Musée des Beaux-Arts de Charleroi, 67 boulevard Mayence, fermé le lundi. Ouvert du mardi au vendredi de 10h à 17 h et le week-end de 10h à 18h.
Nos héros favoris
La première exposition temporaire intéressera et amusera tous les publics, de tous les âges. Elle est consacrée aux cent ans de l’éditeur Dupuis qui fut d’abord imprimeur d’étiquettes pour médicaments avant d’incarner le 9e art au Pays noir. Elle est sous-titrée La fabrique de héros car comme le dit Thierry Tinlot, un des commissaires et qui fut durant 12 ans le boss à Spirou, la BD fait naître des héros qu’on retrouve à l’exposition sous toutes leurs formes : le gaffophone de Gaston Lagaffe trône à l’entrée. Sur un mur on reconnaît la flûte à six schtroumpfs, les casques de Choc et de Michel Vaillant. Largo Winch, le Marsupilami, etc,, sont tous là. On y trouve 150 superbes planches originales prêtées par des collectionneurs.

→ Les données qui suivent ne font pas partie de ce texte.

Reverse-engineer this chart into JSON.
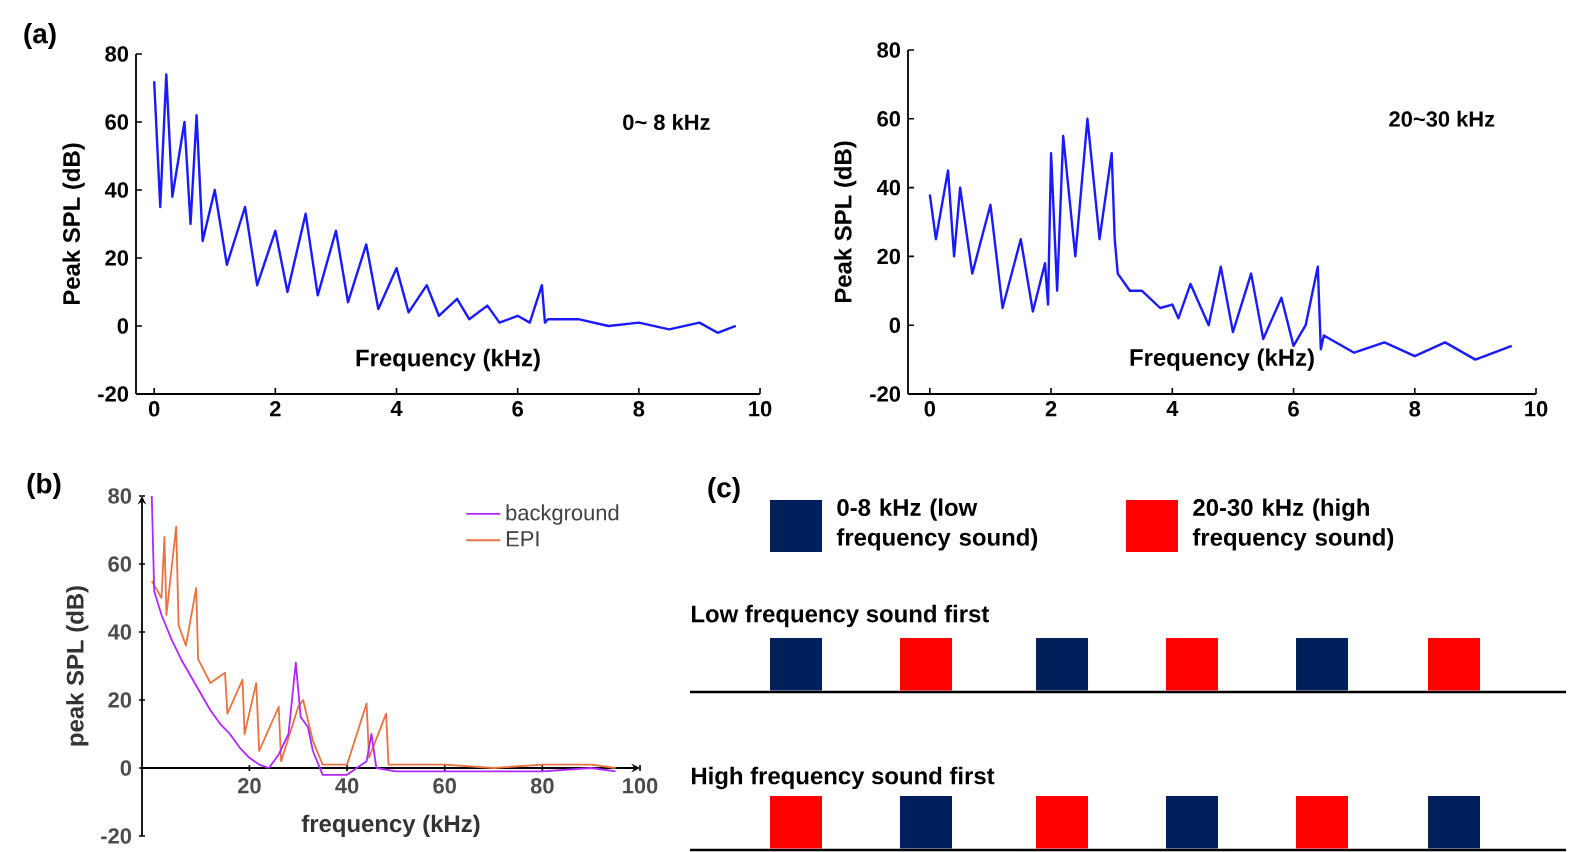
{
  "chart_data": [
    {
      "type": "line",
      "title": "(a)",
      "xlabel": "Frequency (kHz)",
      "ylabel": "Peak SPL (dB)",
      "annotations": [
        "0~ 8 kHz"
      ],
      "xlim": [
        -0.3,
        10
      ],
      "ylim": [
        -20,
        80
      ],
      "xticks": [
        0,
        2,
        4,
        6,
        8,
        10
      ],
      "yticks": [
        -20,
        0,
        20,
        40,
        60,
        80
      ],
      "series": [
        {
          "color": "#1a1aff",
          "x": [
            0,
            0.1,
            0.2,
            0.3,
            0.5,
            0.6,
            0.7,
            0.8,
            1.0,
            1.2,
            1.5,
            1.7,
            2.0,
            2.2,
            2.5,
            2.7,
            3.0,
            3.2,
            3.5,
            3.7,
            4.0,
            4.2,
            4.5,
            4.7,
            5.0,
            5.2,
            5.5,
            5.7,
            6.0,
            6.2,
            6.4,
            6.45,
            6.5,
            7.0,
            7.5,
            8.0,
            8.5,
            9.0,
            9.3,
            9.6
          ],
          "values": [
            72,
            35,
            74,
            38,
            60,
            30,
            62,
            25,
            40,
            18,
            35,
            12,
            28,
            10,
            33,
            9,
            28,
            7,
            24,
            5,
            17,
            4,
            12,
            3,
            8,
            2,
            6,
            1,
            3,
            1,
            12,
            1,
            2,
            2,
            0,
            1,
            -1,
            1,
            -2,
            0
          ]
        }
      ]
    },
    {
      "type": "line",
      "xlabel": "Frequency (kHz)",
      "ylabel": "Peak SPL (dB)",
      "annotations": [
        "20~30 kHz"
      ],
      "xlim": [
        -0.36,
        10
      ],
      "ylim": [
        -20,
        80
      ],
      "xticks": [
        0,
        2,
        4,
        6,
        8,
        10
      ],
      "yticks": [
        -20,
        0,
        20,
        40,
        60,
        80
      ],
      "series": [
        {
          "color": "#1a1aff",
          "x": [
            0,
            0.1,
            0.3,
            0.4,
            0.5,
            0.7,
            1.0,
            1.2,
            1.5,
            1.7,
            1.9,
            1.95,
            2.0,
            2.1,
            2.2,
            2.4,
            2.6,
            2.8,
            3.0,
            3.05,
            3.1,
            3.3,
            3.5,
            3.8,
            4.0,
            4.1,
            4.3,
            4.6,
            4.8,
            5.0,
            5.3,
            5.5,
            5.8,
            6.0,
            6.2,
            6.4,
            6.45,
            6.5,
            7.0,
            7.5,
            8.0,
            8.5,
            9.0,
            9.6
          ],
          "values": [
            38,
            25,
            45,
            20,
            40,
            15,
            35,
            5,
            25,
            4,
            18,
            6,
            50,
            10,
            55,
            20,
            60,
            25,
            50,
            25,
            15,
            10,
            10,
            5,
            6,
            2,
            12,
            0,
            17,
            -2,
            15,
            -4,
            8,
            -6,
            0,
            17,
            -7,
            -3,
            -8,
            -5,
            -9,
            -5,
            -10,
            -6
          ]
        }
      ]
    },
    {
      "type": "line",
      "title": "(b)",
      "xlabel": "frequency (kHz)",
      "ylabel": "peak SPL (dB)",
      "xlim": [
        -2,
        100
      ],
      "ylim": [
        -20,
        80
      ],
      "xticks": [
        20,
        40,
        60,
        80,
        100
      ],
      "yticks": [
        -20,
        0,
        20,
        40,
        60,
        80
      ],
      "legend": "top right",
      "series": [
        {
          "name": "EPI",
          "color": "#e8733f",
          "x": [
            0,
            2,
            2.6,
            3,
            5,
            5.5,
            7,
            9.1,
            9.5,
            12,
            15,
            15.5,
            18.6,
            19,
            21.4,
            22,
            26,
            26.5,
            30,
            31,
            33,
            35,
            40,
            44,
            44.5,
            48,
            48.5,
            60,
            70,
            80,
            90,
            95
          ],
          "values": [
            55,
            50,
            68,
            45,
            71,
            42,
            36,
            53,
            32,
            25,
            28,
            16,
            26,
            10,
            25,
            5,
            18,
            2,
            18,
            20,
            8,
            1,
            1,
            19,
            3,
            16,
            1,
            1,
            0,
            1,
            1,
            0
          ]
        },
        {
          "name": "background",
          "color": "#b026ff",
          "x": [
            0,
            0.5,
            2,
            4,
            6,
            8,
            10,
            12,
            14,
            16,
            18,
            20,
            22,
            24,
            26,
            28,
            29.5,
            30.5,
            32,
            33,
            35,
            40,
            44,
            45,
            46,
            50,
            60,
            70,
            80,
            90,
            95
          ],
          "values": [
            80,
            52,
            45,
            38,
            32,
            27,
            22,
            17,
            13,
            10,
            6,
            3,
            1,
            0,
            4,
            10,
            31,
            15,
            12,
            5,
            -2,
            -2,
            2,
            10,
            0,
            -1,
            -1,
            -1,
            -1,
            0,
            -1
          ]
        }
      ]
    },
    {
      "type": "other",
      "title": "(c)",
      "colors": [
        "#00205b",
        "#ff0000"
      ],
      "annotations": [
        "0-8 kHz (low frequency sound)",
        "20-30 kHz (high frequency sound)",
        "Low frequency sound  first",
        "High frequency sound first"
      ]
    }
  ]
}
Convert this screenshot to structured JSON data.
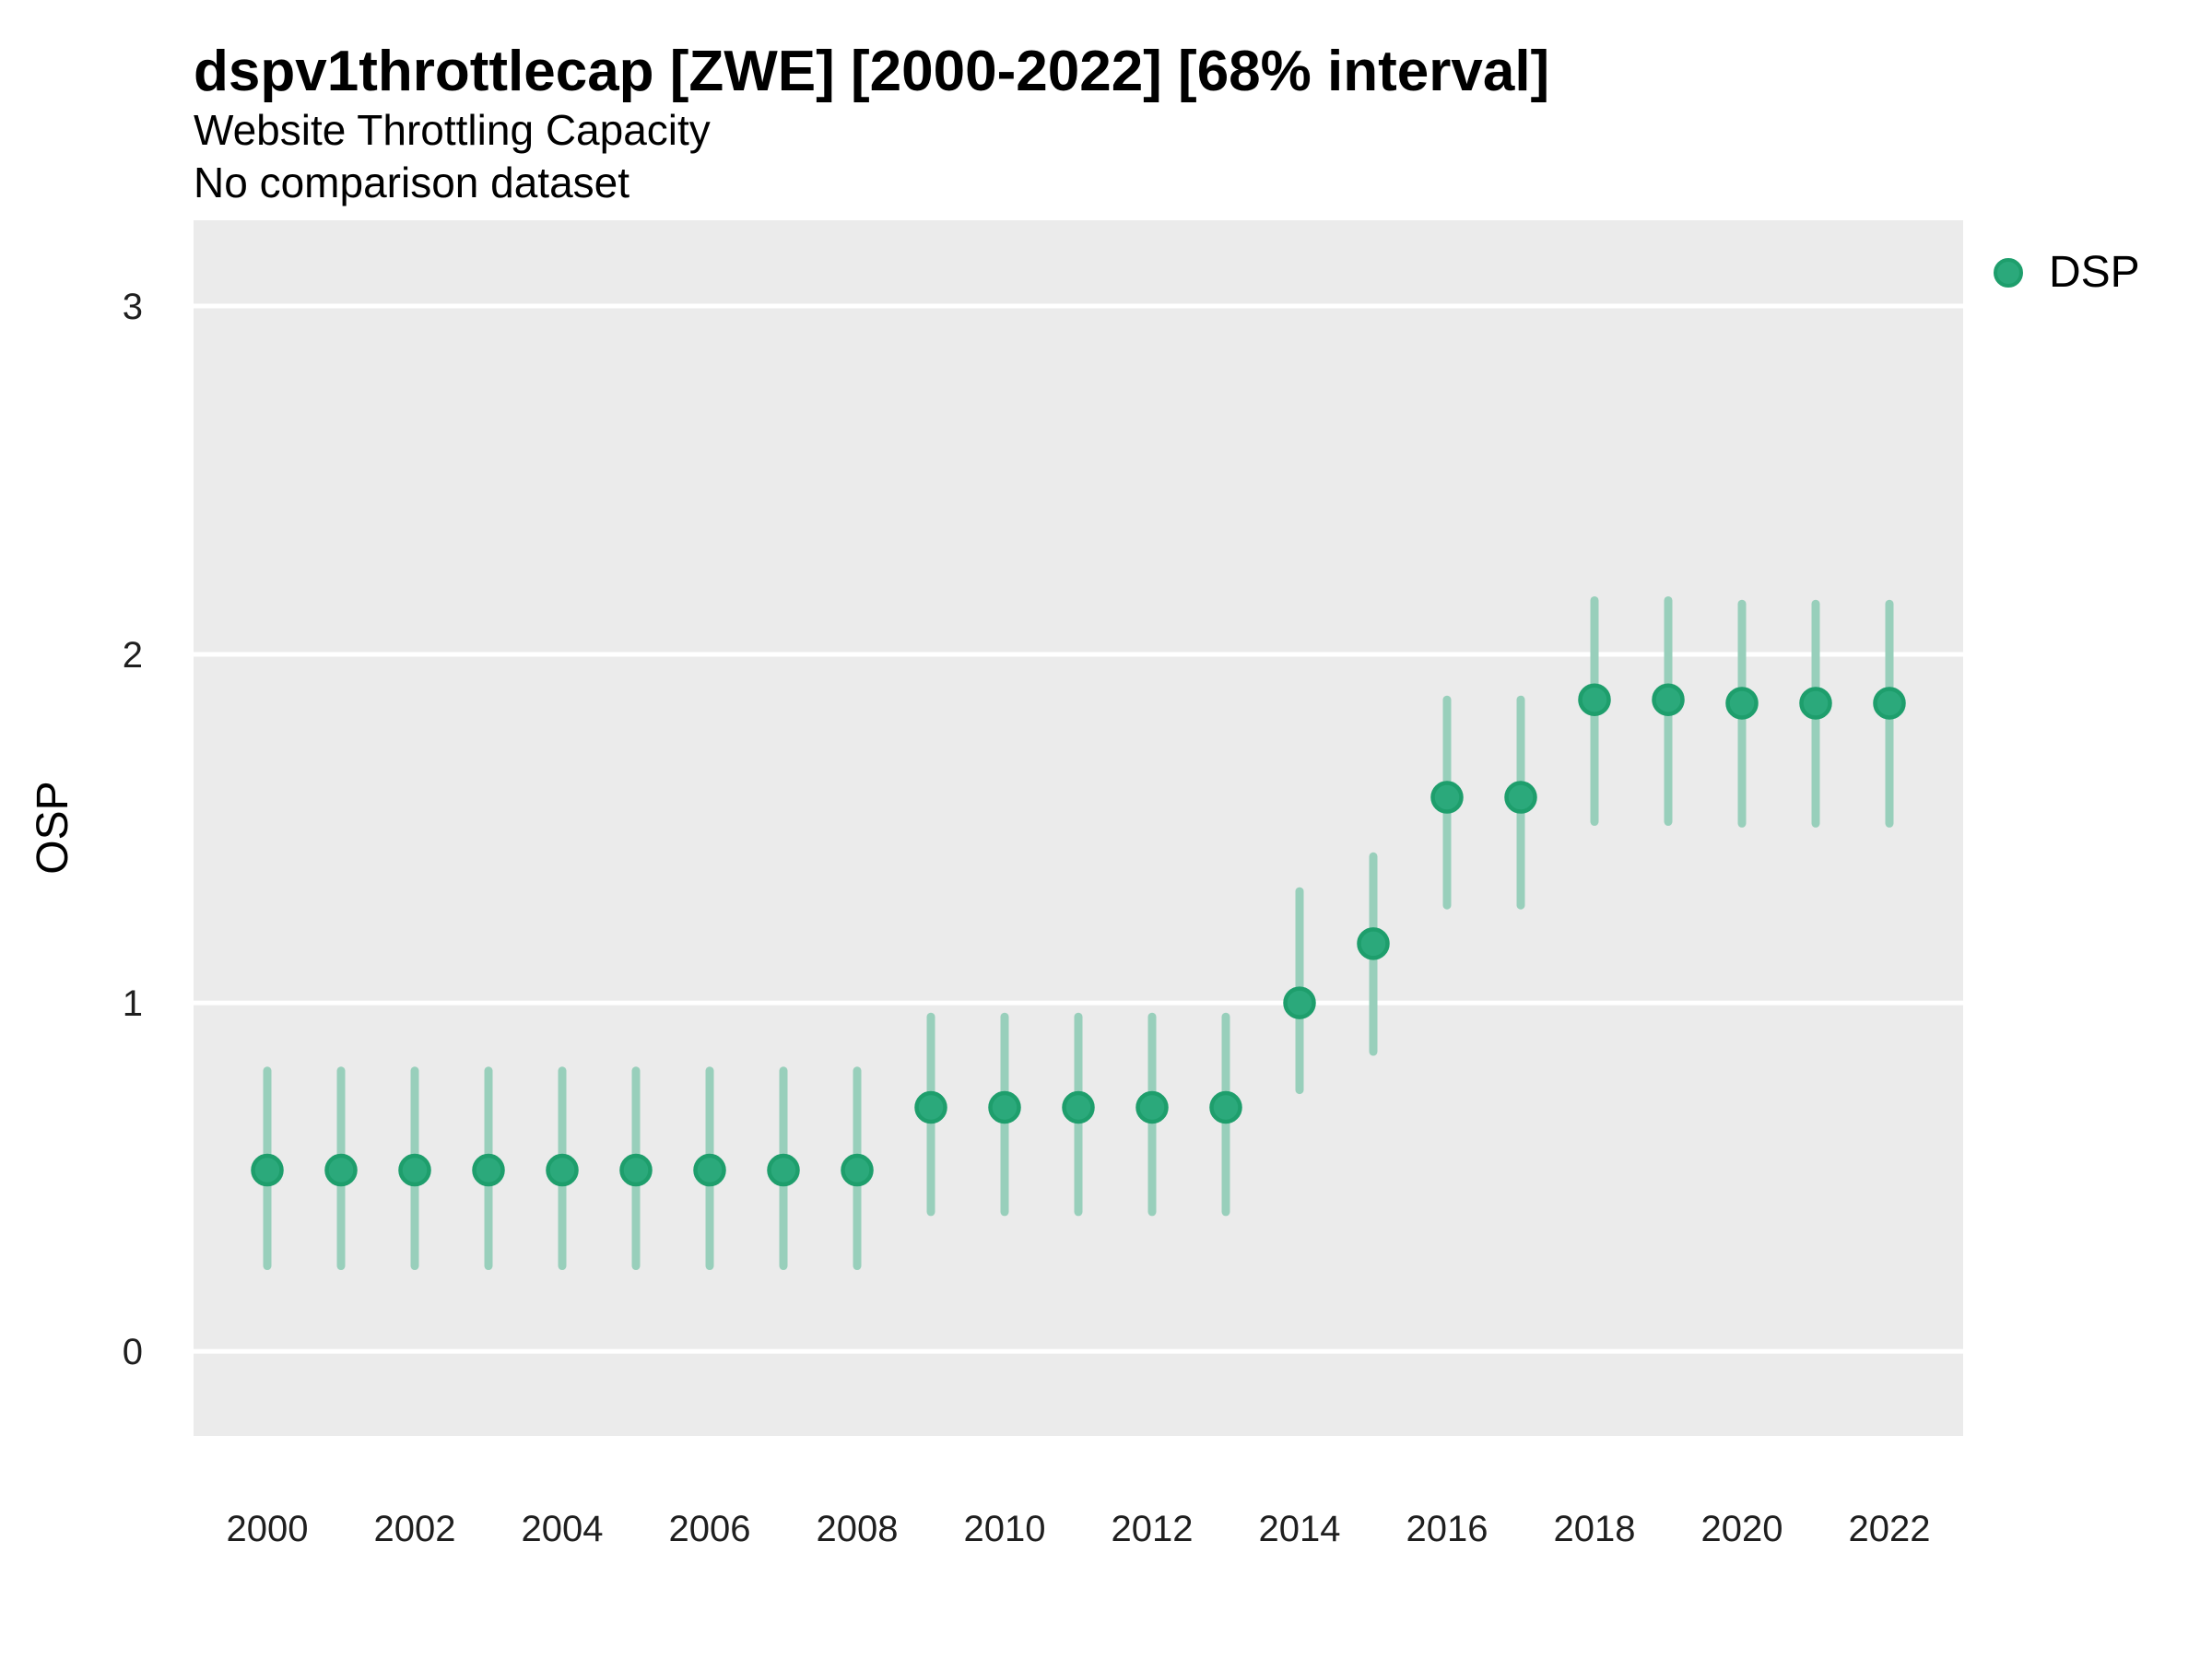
{
  "header": {
    "title": "dspv1throttlecap [ZWE] [2000-2022] [68% interval]",
    "subtitle": "Website Throttling Capacity",
    "note": "No comparison dataset"
  },
  "chart_data": {
    "type": "pointrange",
    "title": "dspv1throttlecap [ZWE] [2000-2022] [68% interval]",
    "subtitle": "Website Throttling Capacity",
    "note": "No comparison dataset",
    "xlabel": "",
    "ylabel": "OSP",
    "legend": {
      "label": "DSP",
      "position": "right-top"
    },
    "x": [
      2000,
      2001,
      2002,
      2003,
      2004,
      2005,
      2006,
      2007,
      2008,
      2009,
      2010,
      2011,
      2012,
      2013,
      2014,
      2015,
      2016,
      2017,
      2018,
      2019,
      2020,
      2021,
      2022
    ],
    "series": [
      {
        "name": "DSP",
        "mid": [
          0.52,
          0.52,
          0.52,
          0.52,
          0.52,
          0.52,
          0.52,
          0.52,
          0.52,
          0.7,
          0.7,
          0.7,
          0.7,
          0.7,
          1.0,
          1.17,
          1.59,
          1.59,
          1.87,
          1.87,
          1.86,
          1.86,
          1.86
        ],
        "lo": [
          0.245,
          0.245,
          0.245,
          0.245,
          0.245,
          0.245,
          0.245,
          0.245,
          0.245,
          0.4,
          0.4,
          0.4,
          0.4,
          0.4,
          0.75,
          0.86,
          1.28,
          1.28,
          1.52,
          1.52,
          1.515,
          1.515,
          1.515
        ],
        "hi": [
          0.805,
          0.805,
          0.805,
          0.805,
          0.805,
          0.805,
          0.805,
          0.805,
          0.805,
          0.96,
          0.96,
          0.96,
          0.96,
          0.96,
          1.32,
          1.42,
          1.87,
          1.87,
          2.155,
          2.155,
          2.145,
          2.145,
          2.145
        ]
      }
    ],
    "x_axis": {
      "ticks": [
        2000,
        2002,
        2004,
        2006,
        2008,
        2010,
        2012,
        2014,
        2016,
        2018,
        2020,
        2022
      ],
      "range": [
        1999,
        2023
      ]
    },
    "y_axis": {
      "ticks": [
        0,
        1,
        2,
        3
      ],
      "range": [
        -0.243,
        3.246
      ]
    },
    "grid": "major-horizontal",
    "interval_label": "68% interval",
    "colors": {
      "point": "#2BA97B",
      "point_border": "#1E9E6C",
      "interval": "#98CFBB",
      "panel_bg": "#EBEBEB",
      "gridline": "#FFFFFF",
      "tick_text": "#1F1F1F"
    }
  }
}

Au total 485 objets sont présentés !
On s’amusera à retrouver la collection complète des mini-livres à plier qu’on trouvait dans les Spirou, ou à lire les BD qu’on peut trouver dans une bibliothèque ouverte au public.
Présentée comme une visite dans un atelier, la fabrique de héros, on expose au centre, emballés, 1 500 exemplaires du Petit Spirou représentant un seul jour de vente. !
Une animation interactive permet de suivre deux dessinateurs à l’œuvre. Un mur avec des trous de serrure est consacré aux “petits secrets” de la BD. Et le savant autant que facétieux Thierry Tinlot a placé le long du parcours des avertissements rigolos du genre : “Ne pas parler en dehors des phylactères” ou “Tout bord perdu doit être ramené à l’accueil”.